The Republic and British Columbian sites are part of a larger fossil site system collectively known as the Eocene Okanagan Highlands. The highlands, including the Early Eocene formations between Driftwood Canyon at the north and Republic at the south, have been described as one of the "Great Canadian Lagerstätten" based on the diversity, quality and unique nature of the paleofloral and paleofaunal biotas that are preserved. The highlands temperate biome preserved across a large transect of lakes recorded many of the earliest appearances of modern genera, while also documenting the last stands of ancient lines. The warm temperate highland floras in association with downfaulted lacustrine basins and active volcanism are noted to have no exact modern equivalents. This is due to the more seasonally equitable conditions of the Early Eocene, resulting in much lower seasonal temperature shifts. However, the highlands have been compared to the upland ecological islands of the Virunga Mountains within the African rift valleys Albertine Rift.

The formations represent a long upland lake system series that was surrounded by a warm temperate ecosystem with nearby volcanism dating from during and just after the early Eocene climatic optimum. The Okanagan Highlands likely had a mesic upper microthermal to lower mesothermal climate, in which winter temperatures rarely dropped low enough for snow, and which were seasonably equitable. The paleoforest surrounding the lakes have been described as precursors to the modern temperate broadleaf and mixed forests of Eastern North America and Eastern Asia. Based on the fossil biotas, the lakes were higher and cooler than the coeval coastal forests preserved in the Puget Group and Chuckanut Formation of Western Washington, which are described as lowland tropical forest ecosystems. Estimates of the paleoelevation range between 0.7 and 1.2 km higher than the coastal forests. This is consistent with the paleoelevation estimates for the lake systems, which range between 1.1 and 2.9 km, which is similar to the modern elevation 0.8 km, but higher.

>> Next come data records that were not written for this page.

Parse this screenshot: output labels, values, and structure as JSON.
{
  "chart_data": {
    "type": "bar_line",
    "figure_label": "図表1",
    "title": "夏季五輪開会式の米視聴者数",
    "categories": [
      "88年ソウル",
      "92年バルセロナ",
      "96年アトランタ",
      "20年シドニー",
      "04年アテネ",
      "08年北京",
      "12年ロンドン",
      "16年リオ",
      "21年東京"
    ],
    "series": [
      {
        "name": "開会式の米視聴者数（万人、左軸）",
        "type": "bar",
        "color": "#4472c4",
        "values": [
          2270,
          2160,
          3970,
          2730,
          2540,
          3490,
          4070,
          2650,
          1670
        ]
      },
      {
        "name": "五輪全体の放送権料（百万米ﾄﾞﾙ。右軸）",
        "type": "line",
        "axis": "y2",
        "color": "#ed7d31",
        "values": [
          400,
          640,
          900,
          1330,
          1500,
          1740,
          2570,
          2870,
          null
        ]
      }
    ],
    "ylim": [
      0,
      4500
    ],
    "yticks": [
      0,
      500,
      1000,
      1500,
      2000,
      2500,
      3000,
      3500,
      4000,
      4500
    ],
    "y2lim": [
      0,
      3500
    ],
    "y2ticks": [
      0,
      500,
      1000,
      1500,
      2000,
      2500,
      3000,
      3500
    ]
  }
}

Estimates of the mean annual temperature have been derived from climate leaf analysis multivariate program (CLAMP) and leaf margin analysis (LMA) of the Republic and McAbee paleofloras. The CLAMP results after multiple linear regressions for Republic gave a mean annual temperature of approximately 8.0 C, with the LMA giving 9.2 ± 2.0 C. CLAMP results from McAbee returned the higher 10.7 C which was supported by the 10.4 ± 2.4 C returned from the LMA. These are lower than the mean annual temperature estimates given for the coastal Puget Group, which is estimated to have been between 15 and 18.6 C. The bioclimatic analysis for Republic and McAbee suggests mean annual precipitation amounts of 115 ± 39 cm and 108 ± 35 cm respectively.